My time in ranked Injustice matches has led me to get particularly sick of this type of snob. They’ll complain if they lose to someone who uses basic tactics or even the game’s interactable objects (“that’s not in SF, that’s shenanigans!”) But these features that help level the playing field are part of why why I like Injustice. Some of the over-powered (OP if you’re in the know) special moves and the heavily damaging interactable objects give us normal people who don’t train for hours a day to learn huge combos a fighting chance against these crazies.
I must admit that I do agree with them in some cases, mostly that projectile spammers are lame. Aside from their sometimes justifiable crusade against cheap tactics, fighting game snobs are some of the worst in gaming and need to realize that skill in executing complex combos should not necessarily be the only thing that should determine who wins a fight in every fighting game.
1.PC Gaming Snobs
It seems that it is impossible to visit a gaming website without coming across these worst snobs of gaming. Under every video you’ll find comments like: “This video sux, its clearly recorded from a crappy console!” “My PC is already 20 bajillion times more powerful than your pitiful ‘next gen.'” “PC is the superior race!” “GTA V is the worst game ever because it isn’t on PC!”
These snobs are probably the most outspoken group on the internet. They are so surly one can only assume that they are trying to justify their choice of being a PC gamer in the first place. It takes money, frequent updates, tweaking, and a fair amount of tacit knowledge to actually have a gaming rig that consistently outperforms game consoles. Due to all of this work, PC snobs seem to overvalue graphical flourishes like anti-aliasing and particle effects and will bash console videos and screenshots that don’t have these minor details.
Consoles will be the focus of the game industry for the foreseeable future. The closed OS, money-making networks, and the fact that piracy is less rampant on them than on PCs mean that almost all games will be made in a console-first fashion. Console gamers make the valid choice to pay for a system once and forget about hardware for a generation. It is convenient and usually cheaper. PC gamers need to realize that few others want to undertake the rig-building that they do.

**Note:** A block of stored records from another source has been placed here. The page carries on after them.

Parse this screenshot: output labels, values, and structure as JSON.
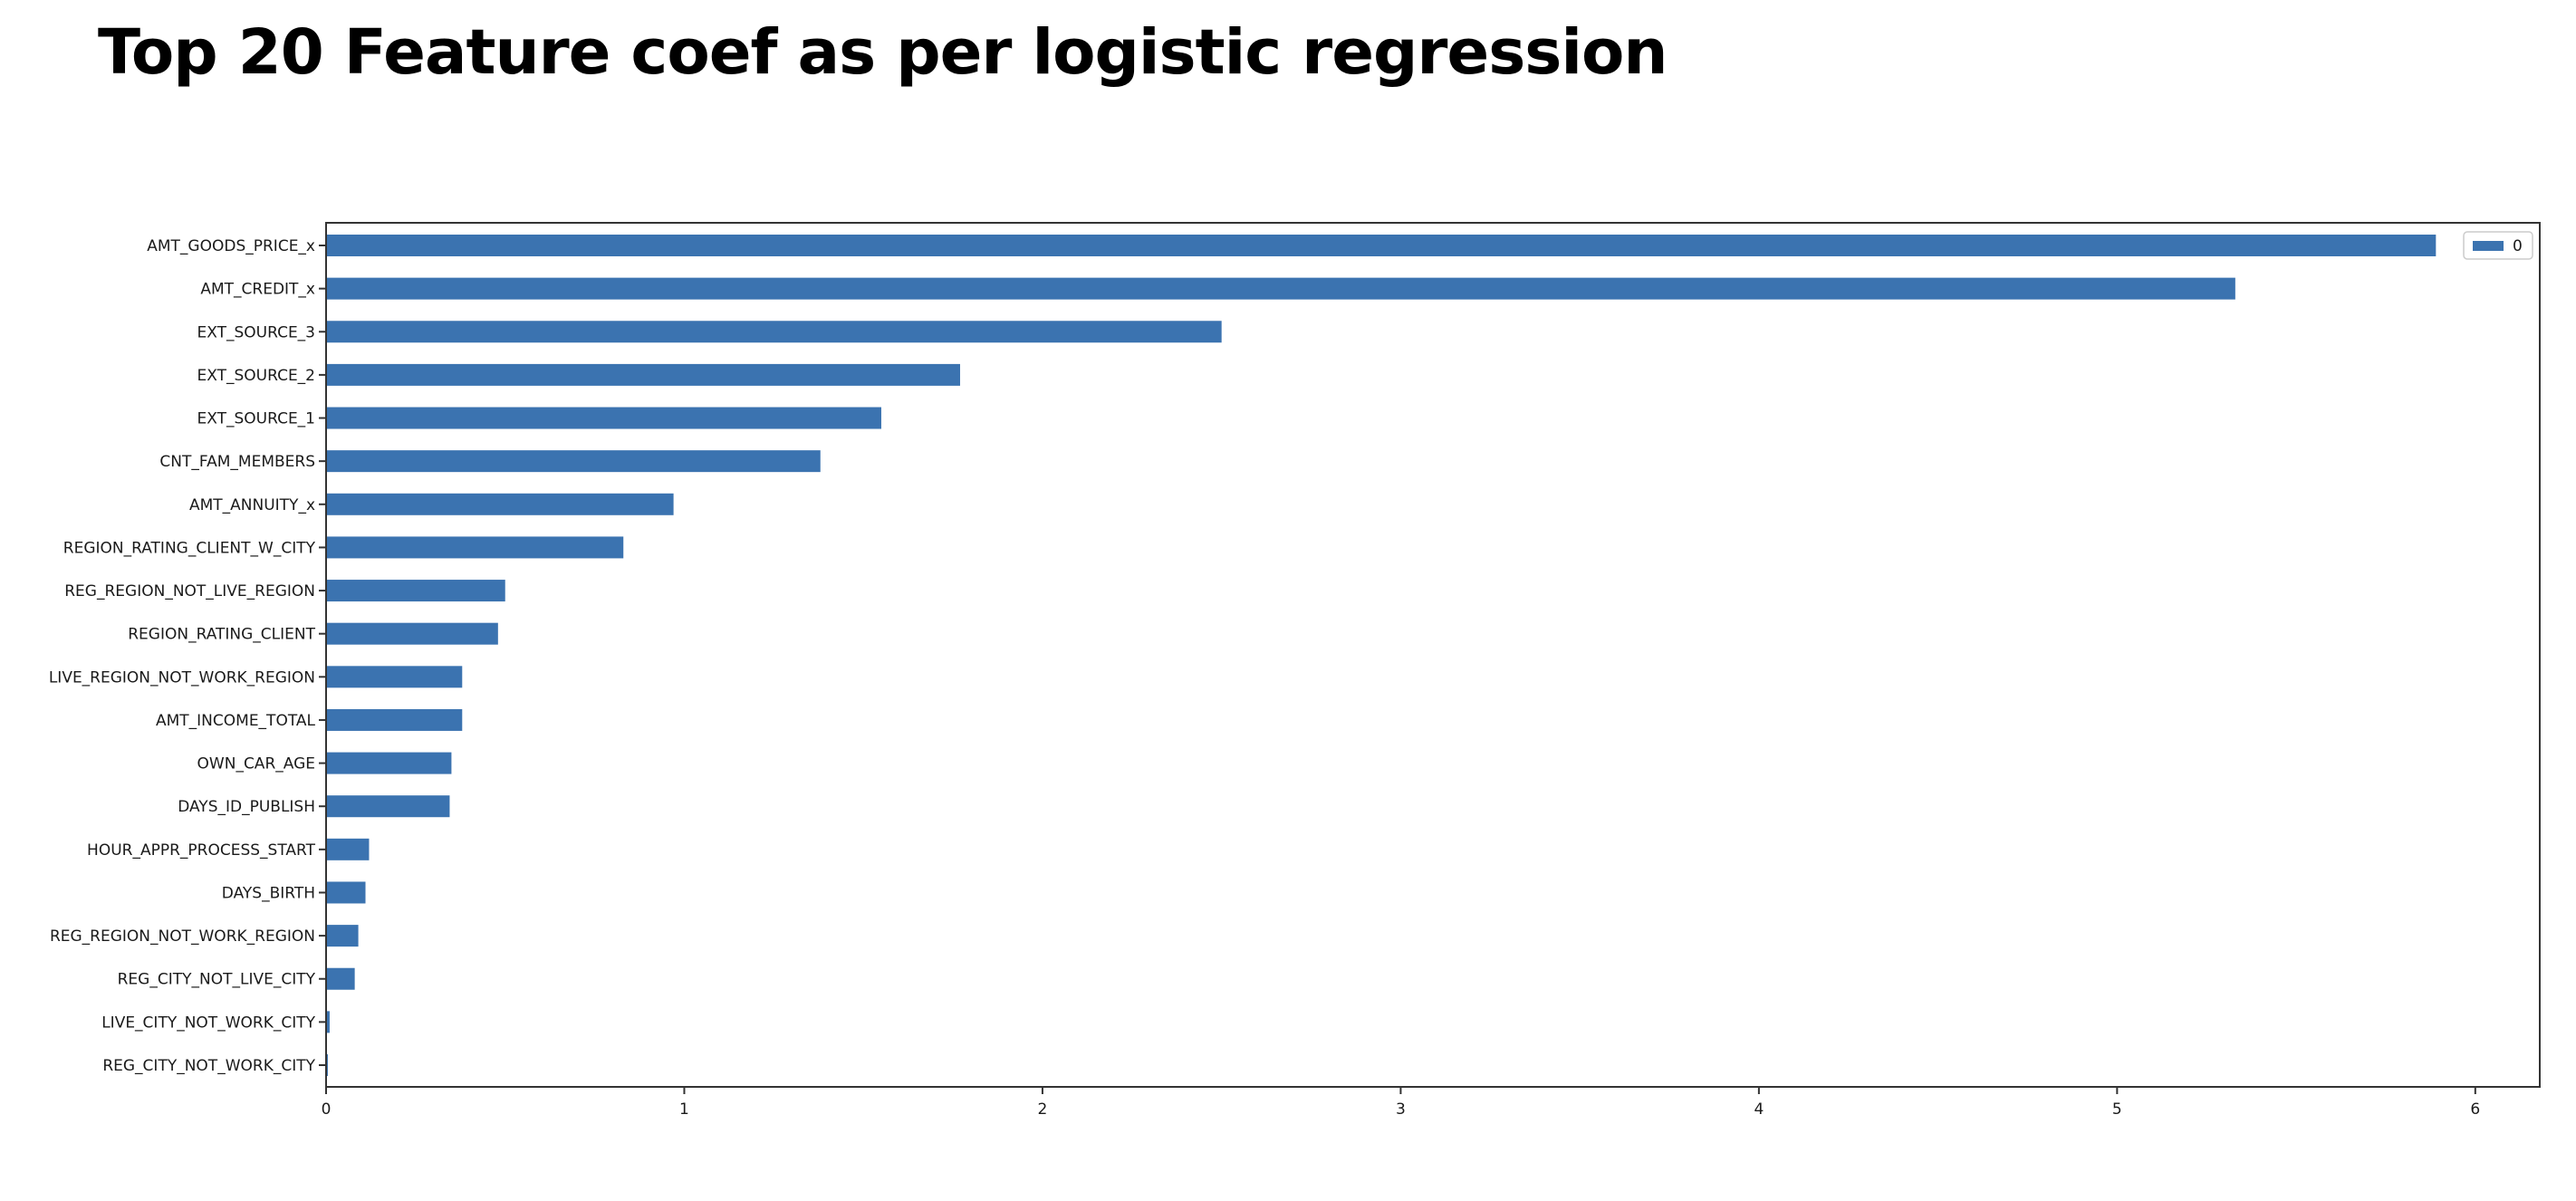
{
  "page": {
    "title": "Top 20 Feature coef as per logistic regression"
  },
  "chart_data": {
    "type": "bar",
    "orientation": "horizontal",
    "categories": [
      "AMT_GOODS_PRICE_x",
      "AMT_CREDIT_x",
      "EXT_SOURCE_3",
      "EXT_SOURCE_2",
      "EXT_SOURCE_1",
      "CNT_FAM_MEMBERS",
      "AMT_ANNUITY_x",
      "REGION_RATING_CLIENT_W_CITY",
      "REG_REGION_NOT_LIVE_REGION",
      "REGION_RATING_CLIENT",
      "LIVE_REGION_NOT_WORK_REGION",
      "AMT_INCOME_TOTAL",
      "OWN_CAR_AGE",
      "DAYS_ID_PUBLISH",
      "HOUR_APPR_PROCESS_START",
      "DAYS_BIRTH",
      "REG_REGION_NOT_WORK_REGION",
      "REG_CITY_NOT_LIVE_CITY",
      "LIVE_CITY_NOT_WORK_CITY",
      "REG_CITY_NOT_WORK_CITY"
    ],
    "series": [
      {
        "name": "0",
        "values": [
          5.89,
          5.33,
          2.5,
          1.77,
          1.55,
          1.38,
          0.97,
          0.83,
          0.5,
          0.48,
          0.38,
          0.38,
          0.35,
          0.345,
          0.12,
          0.11,
          0.09,
          0.08,
          0.01,
          0.005
        ]
      }
    ],
    "xlim": [
      0,
      6.18
    ],
    "xticks": [
      0,
      1,
      2,
      3,
      4,
      5,
      6
    ],
    "bar_color": "#3b73b0",
    "grid": false,
    "legend": "top-right"
  }
}
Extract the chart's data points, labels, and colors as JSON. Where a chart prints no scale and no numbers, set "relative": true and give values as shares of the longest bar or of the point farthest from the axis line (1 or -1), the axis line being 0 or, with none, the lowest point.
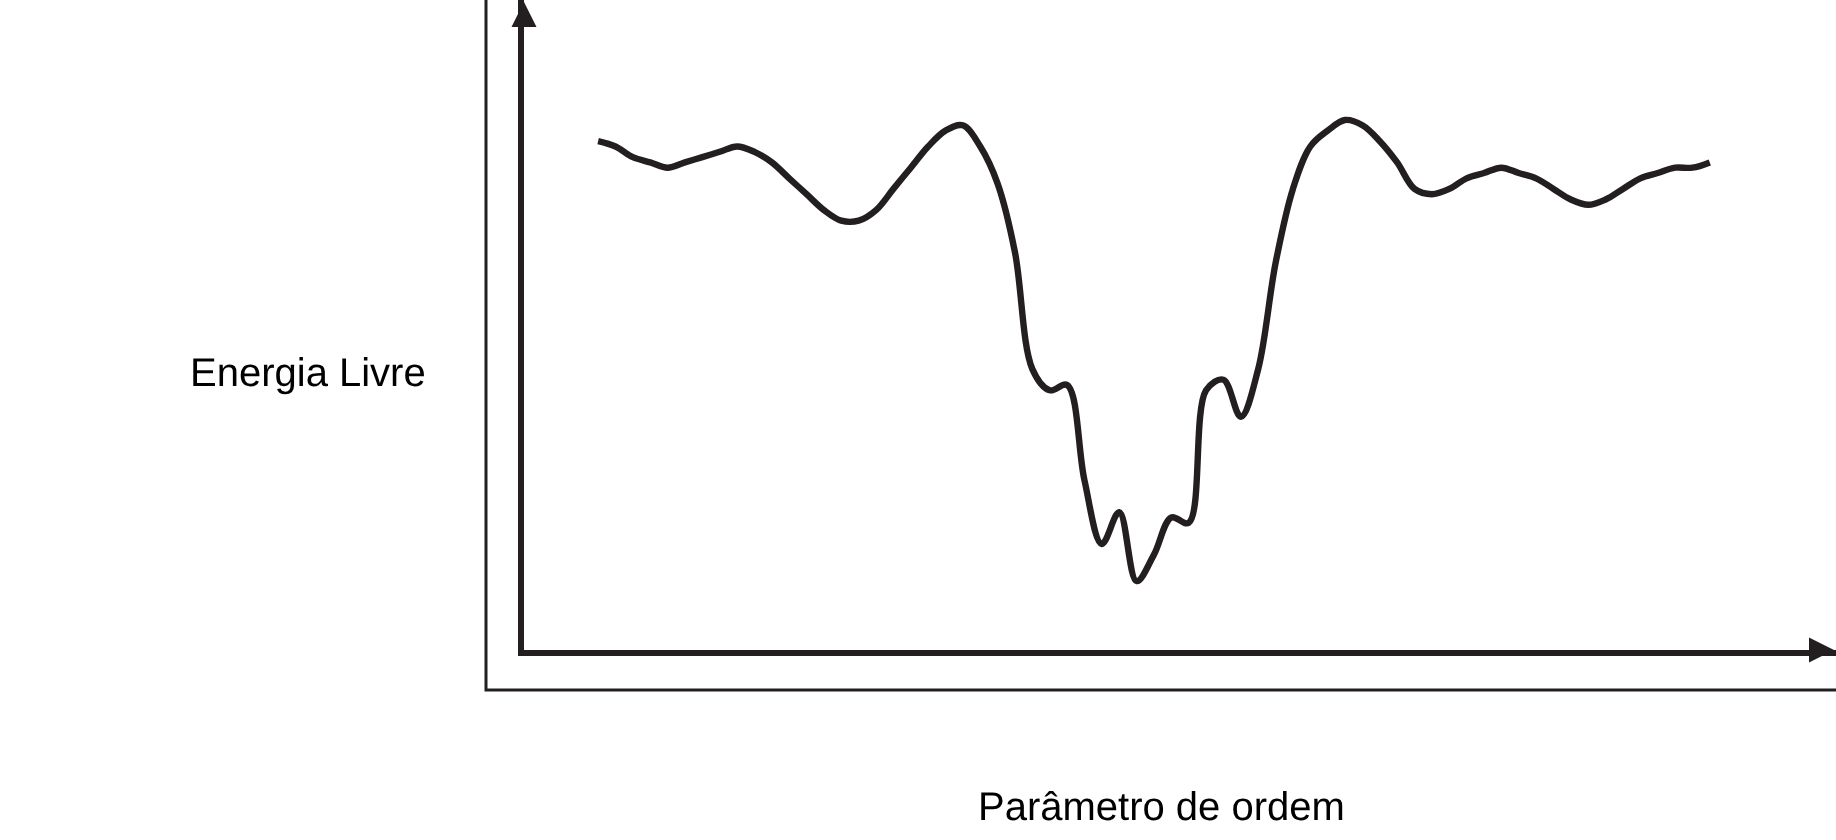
{
  "chart_data": {
    "type": "line",
    "relative": true,
    "xlabel": "Parâmetro de ordem",
    "ylabel": "Energia Livre",
    "marker": "none",
    "line_style": "solid",
    "categories": [
      null,
      null,
      null,
      null,
      null,
      null,
      null,
      null,
      null,
      null,
      null,
      null,
      null,
      null,
      null,
      null,
      null,
      null,
      null,
      null,
      null,
      null,
      null,
      null,
      null,
      null,
      null,
      null,
      null,
      null,
      null,
      null,
      null,
      null,
      null,
      null,
      null,
      null,
      null,
      null,
      null,
      null,
      null,
      null,
      null,
      null,
      null,
      null,
      null,
      null,
      null,
      null,
      null,
      null,
      null,
      null,
      null,
      null,
      null,
      null,
      null,
      null,
      null,
      null,
      null
    ],
    "series": [
      {
        "color": "#231f20",
        "values": [
          0.96,
          0.95,
          0.93,
          0.92,
          0.91,
          0.92,
          0.93,
          0.94,
          0.95,
          0.94,
          0.92,
          0.89,
          0.86,
          0.83,
          0.81,
          0.81,
          0.83,
          0.87,
          0.91,
          0.95,
          0.98,
          0.99,
          0.95,
          0.88,
          0.75,
          0.53,
          0.49,
          0.5,
          0.32,
          0.2,
          0.26,
          0.13,
          0.18,
          0.25,
          0.24,
          0.49,
          0.51,
          0.44,
          0.53,
          0.73,
          0.87,
          0.95,
          0.98,
          1.0,
          0.99,
          0.96,
          0.92,
          0.87,
          0.86,
          0.87,
          0.89,
          0.9,
          0.91,
          0.9,
          0.89,
          0.87,
          0.85,
          0.84,
          0.85,
          0.87,
          0.89,
          0.9,
          0.91,
          0.91,
          0.92
        ]
      }
    ]
  }
}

Not everyone wants to spend that much time and money for a sometimes marginal improvement in graphics while (legally) missing out on some great console exclusives. PC gamers value bleeding-edge technology and prefer a mouse and keyboard to controllers. They simply have different priorities than the more convenience-focused console gamers. That’s fine and well, but when they rail against the mainstream console market so much, you can’t help but wonder why they seem so bitter.